Eigenvector algorithms for symmetric matrices: Introduction

My main aim in this series of posts is to describe the kernel — or the essential idea — behind some of the simple (and not-so-simple) eigenvector algorithms. If you’re manipulating or mining datasets, chances are you’ll be dealing with matrices a lot. In fact, if you’re starting out with matrix operations of any sort, I highly recommend following Professor Gilbert Strang’s lectures on Linear Algebra, particularly if your math is a bit rusty.

I have several reasons for writing this series. My chief motivation behind trying to understand these algorithms has stemmed from trying to do PCA (Principal Components Analysis) on a medium size dataset (20000 samples, 56 dimensional).
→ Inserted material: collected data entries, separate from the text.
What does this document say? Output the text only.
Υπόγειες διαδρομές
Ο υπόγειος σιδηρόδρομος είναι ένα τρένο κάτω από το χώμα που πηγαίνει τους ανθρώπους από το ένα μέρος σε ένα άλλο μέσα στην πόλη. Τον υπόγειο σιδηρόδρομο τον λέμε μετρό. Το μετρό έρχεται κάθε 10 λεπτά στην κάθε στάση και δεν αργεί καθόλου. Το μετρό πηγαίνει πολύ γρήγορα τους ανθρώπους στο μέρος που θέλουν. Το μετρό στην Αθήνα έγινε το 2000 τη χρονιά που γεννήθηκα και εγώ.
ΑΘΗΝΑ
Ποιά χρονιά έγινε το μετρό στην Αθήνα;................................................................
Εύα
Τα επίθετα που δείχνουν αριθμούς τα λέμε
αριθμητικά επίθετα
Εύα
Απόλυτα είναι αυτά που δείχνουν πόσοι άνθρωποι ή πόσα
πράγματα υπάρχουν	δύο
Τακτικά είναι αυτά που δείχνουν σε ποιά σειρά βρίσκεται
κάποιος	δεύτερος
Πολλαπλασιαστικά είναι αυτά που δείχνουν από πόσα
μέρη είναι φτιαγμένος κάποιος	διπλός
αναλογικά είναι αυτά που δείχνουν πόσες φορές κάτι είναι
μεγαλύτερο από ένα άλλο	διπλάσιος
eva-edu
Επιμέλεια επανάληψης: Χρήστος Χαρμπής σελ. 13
I felt (and still feel) pretty uncomfortable about calling LAPACK routines and walking away with the output without trying to understand what goes on inside the code that I just called. Of course, one cannot really dive into the thick of things without understanding some of the basics: in my case, after watching a couple of the lectures, I began to wish that I had better mathematics teachers in school.

There are generally a few hurdles that someone returning to a subject only half-remembered must overcome. The first of this is the notation. If you’re reading a paper, or a piece of text about math, unless you are somewhat familiar with the notation, your eyes generally tend to sweep right past the formulae and the identities; those happen to form the heart of what you’re reading!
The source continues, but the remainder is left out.